“It’s Hip to be Square,” a take-off on the TV game show Hollywood Squares, was how attorneys Sean Doyle and Michael Ortiz of Ortiz & Schick provided education training for a large client this year.
“It was a fun way to get across some Fair Housing Act information to employees of one of our large property management clients.”
It is representative of the challenge Doyle faces when walking a tightrope between the clients the firm represents and individuals with needs protected under the Americans With Disabilities Act (ADA) and the Fair Housing Act (FHA). Doyle says 75 percent of his practice involves the ADA and the FHA.
“I deal with landlords and employers in both an advisory and a representative capacity. When I become involved to defend a complaint, it’s typically because an employee or a resident has made a reasonable accommodation request that wasn’t granted or because someone feels they were discriminated against because of his or her disability,” explained Doyle.
“All the clients I work with want to do the right thing for their clients or residents. It’s just a matter of figuring out the best way to meet everyone’s needs.
“I like to be able to head off problems before they start. I am often involved in an advisory role before there is a complaint filed. During that period, we are usually able to reach a resolution that is satisfactory to everyone, and that leaves everyone better off than when they started, which is certainly a rarity in pre-suit settlement negotiations. With regard to reasonable accommodation and modification requests, it’s often a balancing act for my clients – we want to make sure that the residents or employees are taken care of and that their disability needs are being met, but at the same time we have to protect the company’s interests and make sure that we don’t lose sight of the ‘reasonable’ component of accommodation and modification requests.
“I get a great deal of satisfaction when I am able to ensure that the goals and needs of all parties are achieved.
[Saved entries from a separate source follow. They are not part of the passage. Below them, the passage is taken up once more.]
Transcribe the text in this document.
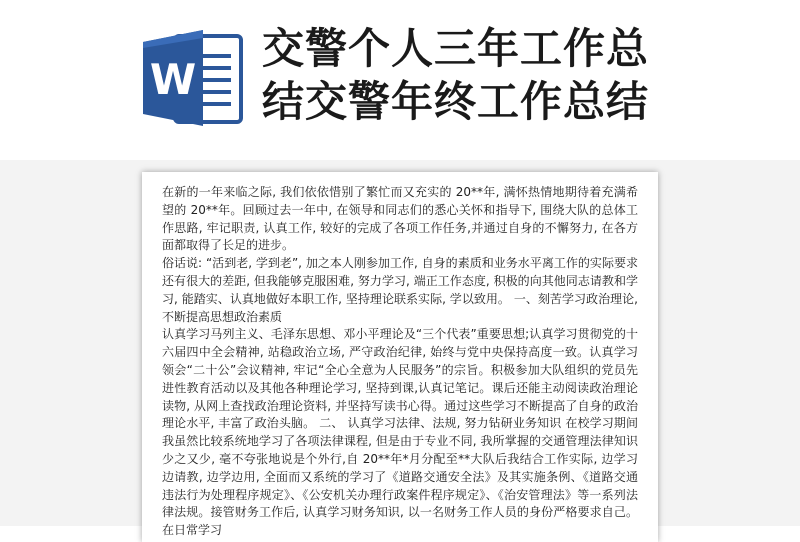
W
交警个人三年工作总
结交警年终工作总结

在新的一年来临之际, 我们依依惜别了繁忙而又充实的 20**年, 满怀热情地期待着充满希望的 20**年。回顾过去一年中, 在领导和同志们的悉心关怀和指导下, 围绕大队的总体工作思路, 牢记职责, 认真工作, 较好的完成了各项工作任务,并通过自身的不懈努力, 在各方面都取得了长足的进步。

俗话说: “活到老, 学到老”, 加之本人刚参加工作, 自身的素质和业务水平离工作的实际要求还有很大的差距, 但我能够克服困难, 努力学习, 端正工作态度, 积极的向其他同志请教和学习, 能踏实、认真地做好本职工作, 坚持理论联系实际, 学以致用。 一、刻苦学习政治理论, 不断提高思想政治素质

认真学习马列主义、毛泽东思想、邓小平理论及“三个代表”重要思想;认真学习贯彻党的十六届四中全会精神, 站稳政治立场, 严守政治纪律, 始终与党中央保持高度一致。认真学习领会“二十公”会议精神, 牢记“全心全意为人民服务”的宗旨。积极参加大队组织的党员先进性教育活动以及其他各种理论学习, 坚持到课,认真记笔记。课后还能主动阅读政治理论读物, 从网上查找政治理论资料, 并坚持写读书心得。通过这些学习不断提高了自身的政治理论水平, 丰富了政治头脑。 二、 认真学习法律、法规, 努力钻研业务知识 在校学习期间我虽然比较系统地学习了各项法律课程, 但是由于专业不同, 我所掌握的交通管理法律知识少之又少, 毫不夸张地说是个外行,自 20**年*月分配至**大队后我结合工作实际, 边学习边请教, 边学边用, 全面而又系统的学习了《道路交通安全法》及其实施条例、《道路交通违法行为处理程序规定》、《公安机关办理行政案件程序规定》、《治安管理法》等一系列法律法规。接管财务工作后, 认真学习财务知识, 以一名财务工作人员的身份严格要求自己。在日常学习
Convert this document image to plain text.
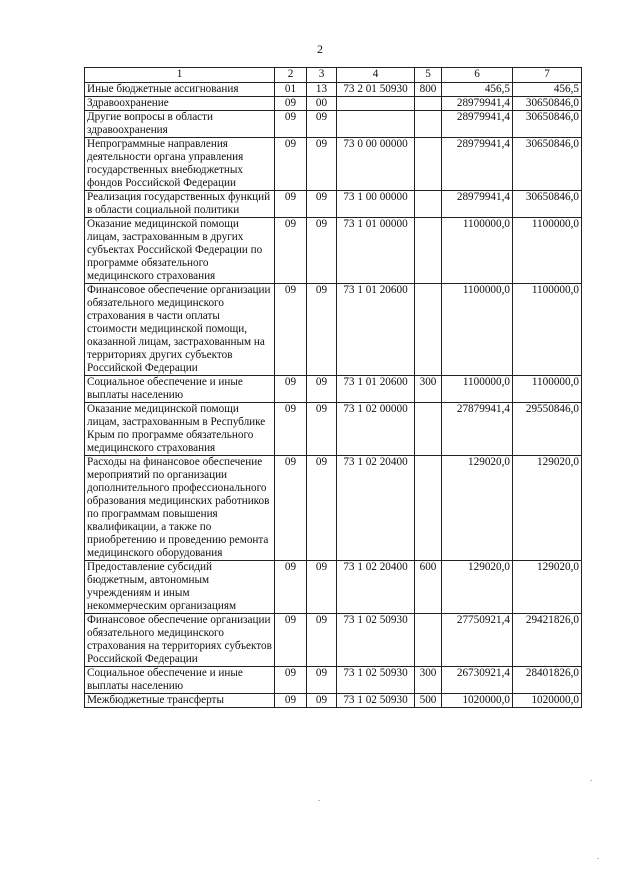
2
1	2	3	4	5	6	7
Иные бюджетные ассигнования	01	13	73 2 01 50930	800	456,5	456,5
Здравоохранение	09	00			28979941,4	30650846,0
Другие вопросы в области здравоохранения	09	09			28979941,4	30650846,0
Непрограммные направления деятельности органа управления государственных внебюджетных фондов Российской Федерации	09	09	73 0 00 00000		28979941,4	30650846,0
Реализация государственных функций в области социальной политики	09	09	73 1 00 00000		28979941,4	30650846,0
Оказание медицинской помощи лицам, застрахованным в других субъектах Российской Федерации по программе обязательного медицинского страхования	09	09	73 1 01 00000		1100000,0	1100000,0
Финансовое обеспечение организации обязательного медицинского страхования в части оплаты стоимости медицинской помощи, оказанной лицам, застрахованным на территориях других субъектов Российской Федерации	09	09	73 1 01 20600		1100000,0	1100000,0
Социальное обеспечение и иные выплаты населению	09	09	73 1 01 20600	300	1100000,0	1100000,0
Оказание медицинской помощи лицам, застрахованным в Республике Крым по программе обязательного медицинского страхования	09	09	73 1 02 00000		27879941,4	29550846,0
Расходы на финансовое обеспечение мероприятий по организации дополнительного профессионального образования медицинских работников по программам повышения квалификации, а также по приобретению и проведению ремонта медицинского оборудования	09	09	73 1 02 20400		129020,0	129020,0
Предоставление субсидий бюджетным, автономным учреждениям и иным некоммерческим организациям	09	09	73 1 02 20400	600	129020,0	129020,0
Финансовое обеспечение организации обязательного медицинского страхования на территориях субъектов Российской Федерации	09	09	73 1 02 50930		27750921,4	29421826,0
Социальное обеспечение и иные выплаты населению	09	09	73 1 02 50930	300	26730921,4	28401826,0
Межбюджетные трансферты	09	09	73 1 02 50930	500	1020000,0	1020000,0
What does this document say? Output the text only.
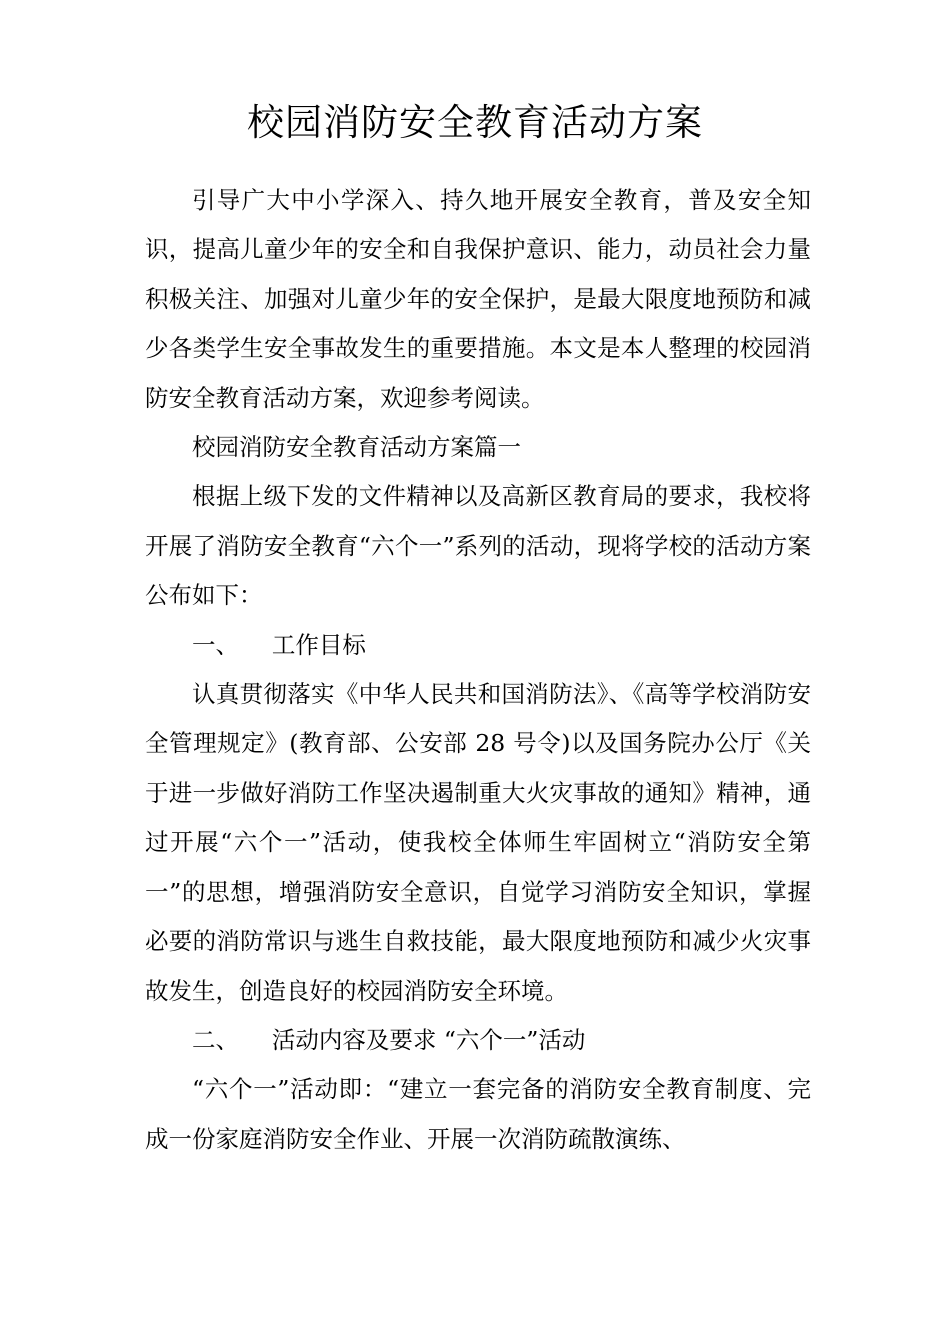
校园消防安全教育活动方案

引导广大中小学深入、持久地开展安全教育，普及安全知识，提高儿童少年的安全和自我保护意识、能力，动员社会力量积极关注、加强对儿童少年的安全保护，是最大限度地预防和减少各类学生安全事故发生的重要措施。本文是本人整理的校园消防安全教育活动方案，欢迎参考阅读。

校园消防安全教育活动方案篇一

根据上级下发的文件精神以及高新区教育局的要求，我校将开展了消防安全教育“六个一”系列的活动，现将学校的活动方案公布如下：

一、 工作目标

认真贯彻落实《中华人民共和国消防法》、《高等学校消防安全管理规定》(教育部、公安部 28 号令)以及国务院办公厅《关于进一步做好消防工作坚决遏制重大火灾事故的通知》精神，通过开展“六个一”活动，使我校全体师生牢固树立“消防安全第一”的思想，增强消防安全意识，自觉学习消防安全知识，掌握必要的消防常识与逃生自救技能，最大限度地预防和减少火灾事故发生，创造良好的校园消防安全环境。

二、 活动内容及要求 “六个一”活动

“六个一”活动即：“建立一套完备的消防安全教育制度、完成一份家庭消防安全作业、开展一次消防疏散演练、
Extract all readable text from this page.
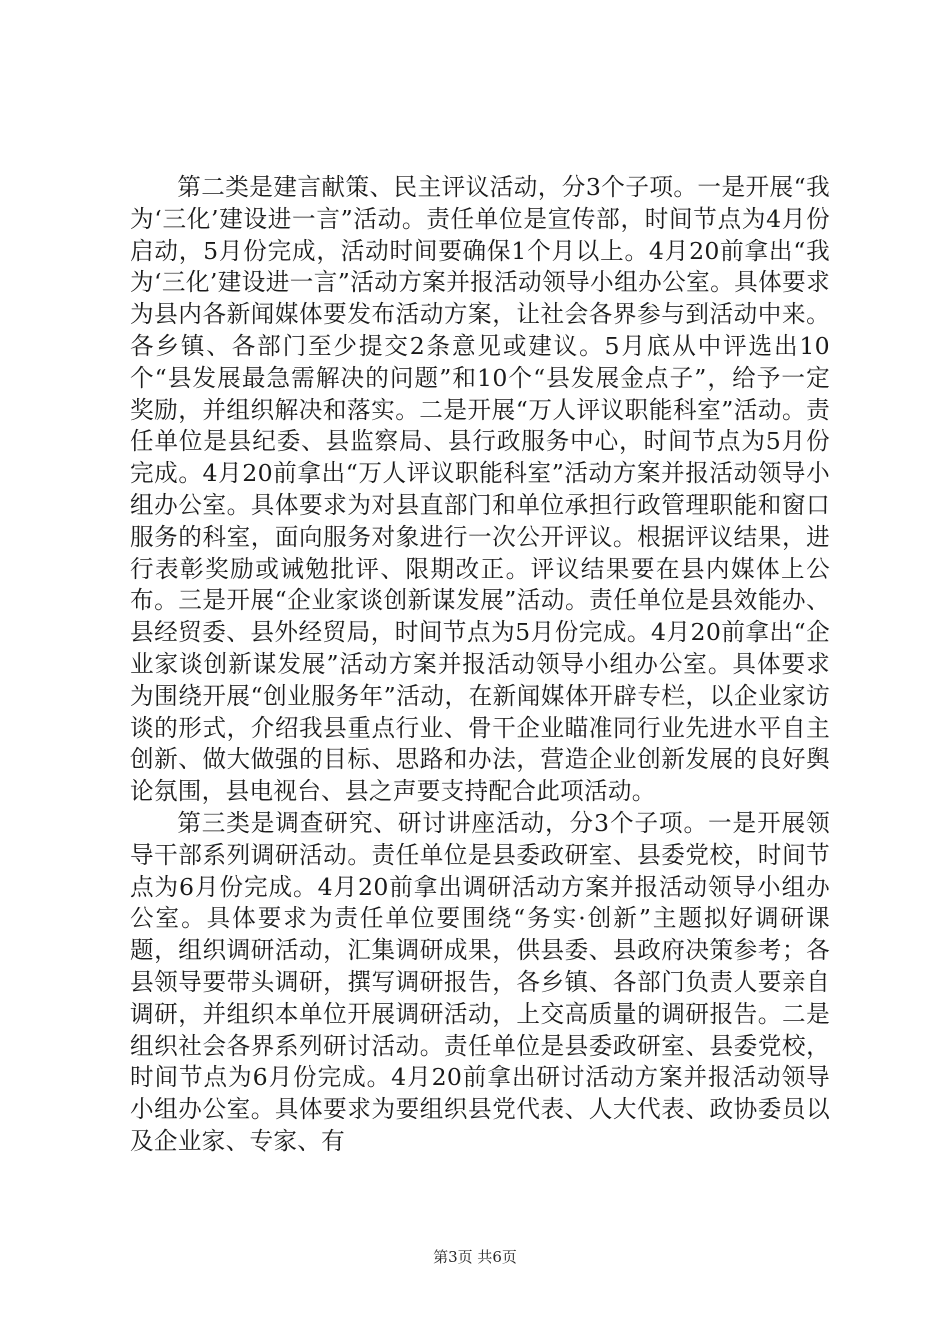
第二类是建言献策、民主评议活动，分3个子项。一是开展“我为‘三化’建设进一言”活动。责任单位是宣传部，时间节点为4月份启动，5月份完成，活动时间要确保1个月以上。4月20前拿出“我为‘三化’建设进一言”活动方案并报活动领导小组办公室。具体要求为县内各新闻媒体要发布活动方案，让社会各界参与到活动中来。各乡镇、各部门至少提交2条意见或建议。5月底从中评选出10个“县发展最急需解决的问题”和10个“县发展金点子”，给予一定奖励，并组织解决和落实。二是开展“万人评议职能科室”活动。责任单位是县纪委、县监察局、县行政服务中心，时间节点为5月份完成。4月20前拿出“万人评议职能科室”活动方案并报活动领导小组办公室。具体要求为对县直部门和单位承担行政管理职能和窗口服务的科室，面向服务对象进行一次公开评议。根据评议结果，进行表彰奖励或诫勉批评、限期改正。评议结果要在县内媒体上公布。三是开展“企业家谈创新谋发展”活动。责任单位是县效能办、县经贸委、县外经贸局，时间节点为5月份完成。4月20前拿出“企业家谈创新谋发展”活动方案并报活动领导小组办公室。具体要求为围绕开展“创业服务年”活动，在新闻媒体开辟专栏，以企业家访谈的形式，介绍我县重点行业、骨干企业瞄准同行业先进水平自主创新、做大做强的目标、思路和办法，营造企业创新发展的良好舆论氛围，县电视台、县之声要支持配合此项活动。

第三类是调查研究、研讨讲座活动，分3个子项。一是开展领导干部系列调研活动。责任单位是县委政研室、县委党校，时间节点为6月份完成。4月20前拿出调研活动方案并报活动领导小组办公室。具体要求为责任单位要围绕“务实·创新”主题拟好调研课题，组织调研活动，汇集调研成果，供县委、县政府决策参考；各县领导要带头调研，撰写调研报告，各乡镇、各部门负责人要亲自调研，并组织本单位开展调研活动，上交高质量的调研报告。二是组织社会各界系列研讨活动。责任单位是县委政研室、县委党校，时间节点为6月份完成。4月20前拿出研讨活动方案并报活动领导小组办公室。具体要求为要组织县党代表、人大代表、政协委员以及企业家、专家、有

第3页 共6页
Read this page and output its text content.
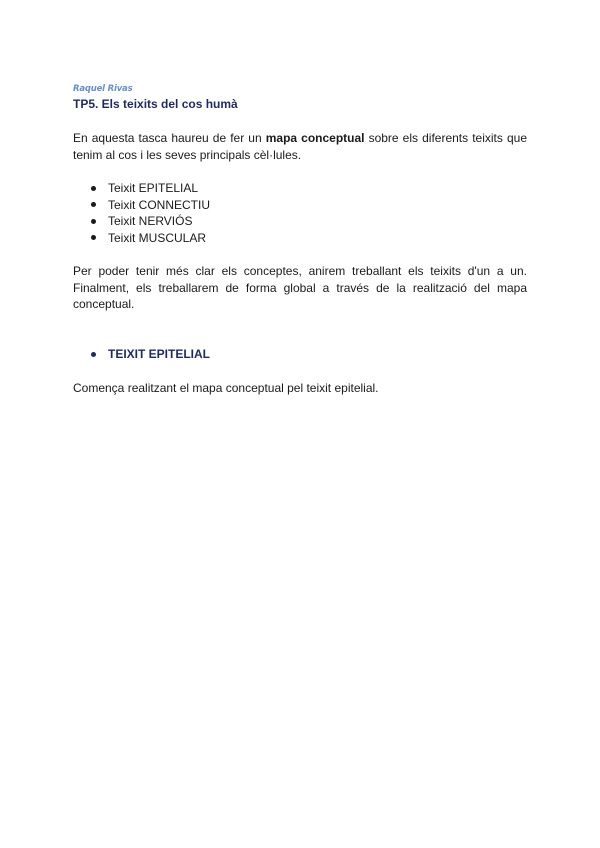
Raquel Rivas
TP5. Els teixits del cos humà

En aquesta tasca haureu de fer un mapa conceptual sobre els diferents teixits que tenim al cos i les seves principals cèl·lules.

Teixit EPITELIAL
Teixit CONNECTIU
Teixit NERVIÓS
Teixit MUSCULAR

Per poder tenir més clar els conceptes, anirem treballant els teixits d'un a un. Finalment, els treballarem de forma global a través de la realització del mapa conceptual.

TEIXIT EPITELIAL

Comença realitzant el mapa conceptual pel teixit epitelial.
Similarly, I get a great deal of satisfaction in helping clients draft policies and implement guidelines that will ensure that the objectives of the ADA and the FHA are met. It’s a win-win for me.”
“One of the hottest areas of disability law right now is the use of assistance animals, which is definitely a tricky area of law. Particularly given that there are several federal acts – with different requirements – governing those requests. For instance, while the ADA defines a service animal as a dog that is trained to do work or perform tasks for an individual with a disability, when you start talking about the FHA and the Air Carrier Access Act, the sky is the limit.
“I’ve certainly seen some bizarre requests, such as requests for a therapy pig or an emotional support snake. There are many people who have a legitimate need for an assistance animal. But unfortunately, there are also some people who will try to game the system to get their pet fees waived at an apartment complex or even travel on an airplane with their assistance animal.
“And the internet makes it very easy to get official looking ‘proof ’ of a disability-related need for an assistance animal. The problem is that anyone can get these documents just by filling out a form and paying a fee online. In fact, just to show how easy it is to get one of these assistance animal certificates, we went out and bought a certificate for an emotional support ferret.”
Parks and Recreation
Free time for Doyle is spent outside with his wife Emily, and their two boys – Liam, 6, and Caleb, 2.
“Work is crazy, and it keeps me incredibly busy, so when the weekend rolls around I love to get outdoors with my wife and my boys. We love to get out to Umstead Park on a Saturday morning and hike.”
Additionally, Doyle discovered rowing a number of years ago and joined the Raleigh Rowing Club, which practices on Lake Wheeler. Doyle rows in doubles and quads teams. “I like the difficulty and the effort. When you are rowing with other people, you have to be in sync.”
“When I row in a quad, it’s kind of like here at work where there are multiple attorneys,” said Doyle. “We are all individuals with different backgrounds, personalities and strengths, but we all have a shared goal. We aim to hit complete client satisfaction. By capitalizing on each of our strengths, we are able to achieve that goal.”